Jackie Kennedy: JFK's Thousand Days Were "Our Happiest Years"
In interviews, widowed first lady recalled president's foreboding about his own death.
| Posted Monday, Sept. 12, 2011, at 12:42 PM
UPDATE: ABC News continues to dribble tantalizing details from its trove of Jackie Kennedy oral history interviews, which it plans to air on Tuesday in a two-hour Diane Sawyer special.
In between breathless descriptors of the footage, the network’s latest report focuses on Mrs. Kennedy’s relationship with her husband and the family’s home life in the White House. The intensity of JFK’s thousand days, it seems, brought the couple closer.
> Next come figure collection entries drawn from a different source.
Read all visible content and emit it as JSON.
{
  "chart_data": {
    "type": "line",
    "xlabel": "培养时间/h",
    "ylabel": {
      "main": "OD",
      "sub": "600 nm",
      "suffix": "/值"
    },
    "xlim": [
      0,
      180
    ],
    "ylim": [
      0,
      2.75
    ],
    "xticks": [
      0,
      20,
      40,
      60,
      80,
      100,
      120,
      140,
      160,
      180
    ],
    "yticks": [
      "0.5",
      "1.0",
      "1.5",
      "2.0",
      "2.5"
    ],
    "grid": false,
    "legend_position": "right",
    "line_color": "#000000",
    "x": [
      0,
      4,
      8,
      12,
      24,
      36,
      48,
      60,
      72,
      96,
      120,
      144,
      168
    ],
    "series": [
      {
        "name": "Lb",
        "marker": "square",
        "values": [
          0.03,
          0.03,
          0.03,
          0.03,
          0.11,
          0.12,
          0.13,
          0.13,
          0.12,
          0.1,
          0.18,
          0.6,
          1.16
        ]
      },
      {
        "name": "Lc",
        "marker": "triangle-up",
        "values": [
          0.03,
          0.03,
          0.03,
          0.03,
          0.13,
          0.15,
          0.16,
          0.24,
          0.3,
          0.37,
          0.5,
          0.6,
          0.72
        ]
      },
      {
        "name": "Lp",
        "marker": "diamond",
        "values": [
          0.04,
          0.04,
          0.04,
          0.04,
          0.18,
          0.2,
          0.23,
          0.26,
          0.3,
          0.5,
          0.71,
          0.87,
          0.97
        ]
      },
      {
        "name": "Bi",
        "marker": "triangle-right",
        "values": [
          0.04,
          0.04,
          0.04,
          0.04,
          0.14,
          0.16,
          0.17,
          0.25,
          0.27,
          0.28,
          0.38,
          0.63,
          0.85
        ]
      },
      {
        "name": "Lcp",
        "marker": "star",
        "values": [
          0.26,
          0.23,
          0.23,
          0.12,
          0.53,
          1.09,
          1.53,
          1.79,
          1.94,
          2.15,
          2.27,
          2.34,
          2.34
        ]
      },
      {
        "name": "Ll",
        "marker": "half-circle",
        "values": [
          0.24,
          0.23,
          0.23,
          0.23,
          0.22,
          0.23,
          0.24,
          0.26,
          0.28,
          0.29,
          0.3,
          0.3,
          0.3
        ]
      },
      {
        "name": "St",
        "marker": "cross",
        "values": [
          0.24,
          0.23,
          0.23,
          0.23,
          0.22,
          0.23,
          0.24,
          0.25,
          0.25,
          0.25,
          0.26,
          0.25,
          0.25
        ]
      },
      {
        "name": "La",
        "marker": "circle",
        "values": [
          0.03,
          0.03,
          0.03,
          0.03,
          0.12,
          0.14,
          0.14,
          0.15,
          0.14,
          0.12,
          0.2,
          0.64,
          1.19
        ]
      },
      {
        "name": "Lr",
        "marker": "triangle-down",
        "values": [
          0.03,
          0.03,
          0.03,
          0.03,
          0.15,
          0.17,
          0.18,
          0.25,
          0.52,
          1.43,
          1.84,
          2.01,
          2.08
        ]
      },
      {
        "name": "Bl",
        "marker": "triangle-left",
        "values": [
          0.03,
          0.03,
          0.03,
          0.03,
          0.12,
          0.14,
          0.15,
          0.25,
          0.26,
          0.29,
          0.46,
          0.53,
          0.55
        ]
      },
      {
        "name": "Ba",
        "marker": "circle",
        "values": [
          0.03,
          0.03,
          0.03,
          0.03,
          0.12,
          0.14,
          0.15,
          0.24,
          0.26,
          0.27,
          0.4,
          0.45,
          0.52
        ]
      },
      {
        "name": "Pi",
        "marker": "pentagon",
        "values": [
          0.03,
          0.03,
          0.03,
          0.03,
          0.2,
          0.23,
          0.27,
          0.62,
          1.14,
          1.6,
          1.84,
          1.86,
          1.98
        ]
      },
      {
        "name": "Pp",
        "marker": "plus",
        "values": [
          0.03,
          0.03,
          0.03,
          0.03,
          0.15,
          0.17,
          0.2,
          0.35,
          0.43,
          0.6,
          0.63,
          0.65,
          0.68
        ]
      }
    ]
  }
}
In the interviews, conducted in early 1964, she recalls his whirlwind presidency as “our happiest years.” She recounts insisting that come nuclear war, she and the kids stay with him in the White House rather than being sent somewhere safe. “I just want to be with you, and I want to die with you, and the children do too—(rather) than live without you,” she recalls telling her husband.
Adding to the romanticism are her remembrances of JFK’s foreboding about his own untimely death. The president had agreed with friends that Abraham Lincoln’s legacy was improved by his assassination, and in his exultation and relief at the conclusion of the Cuban Missile Crisis, he said, according to his widow’s account: “Well, if anyone’s going to shoot me, this would be the day they should do it.”
In the wake of his shooting, she grappled with a version of the debate that echoes today about the relationship between inflammatory speech and political violence. She concluded that ads such as one in a Dallas newspaper depicting JFK along with the text “Wanted for Treason” were partly to blame for the assassination.
POST Friday at 3:19 p.m.: Did Martin Luther King, Jr., really make snide comments at John F. Kennedy’s funeral? Did he try to arrange a sex party while in town for the March on Washington?
Those were among a series of claims that the notorious FBI director J. Edgar Hoover whispered to the Kennedy family in the 1960s in a bid to undermine the civil rights leader’s influence in the White House. Newly released tapes show that they profoundly upset JFK’s widow, Jackie Kennedy, in the months after her husband died.
“I just can’t see a picture of Martin Luther King without thinking, you know, that man’s terrible,” Mrs. Kennedy said at the time, according to ABC News.
She made the comments in a series of oral history interviews with the historian Arthur M. Schlesinger, Jr. in the spring of 1964. ABC acquired the tapes, sealed until now, and plans to air portions of them on Tuesday in a two-hour TV special anchored by Diane Sawyer.
The comments about MLK are among the most surprising that the network has so far revealed. Friends and family of both King and the Kennedys say they were the result of manipulation by Hoover and don’t reflect Jackie Kennedy’s overall opinion of the civil rights icon. She attended King’s funeral in 1968.
Hoover made the damaging allegations based on secret wiretaps of King, which he had arranged. What those surveillance tapes actually say remains unclear. They are scheduled to remain sealed by court order until 2027.
Other revelations from the oral histories include JFK’s apparent fear of a Lyndon B. Johnson presidency. Jackie Kennedy told Schlesinger her husband was “worried for the country” should LBJ succeed him in office, and was trying to find away to keep him from the Democratic nomination in 1968, which would have marked the end of Kennedy’s second term.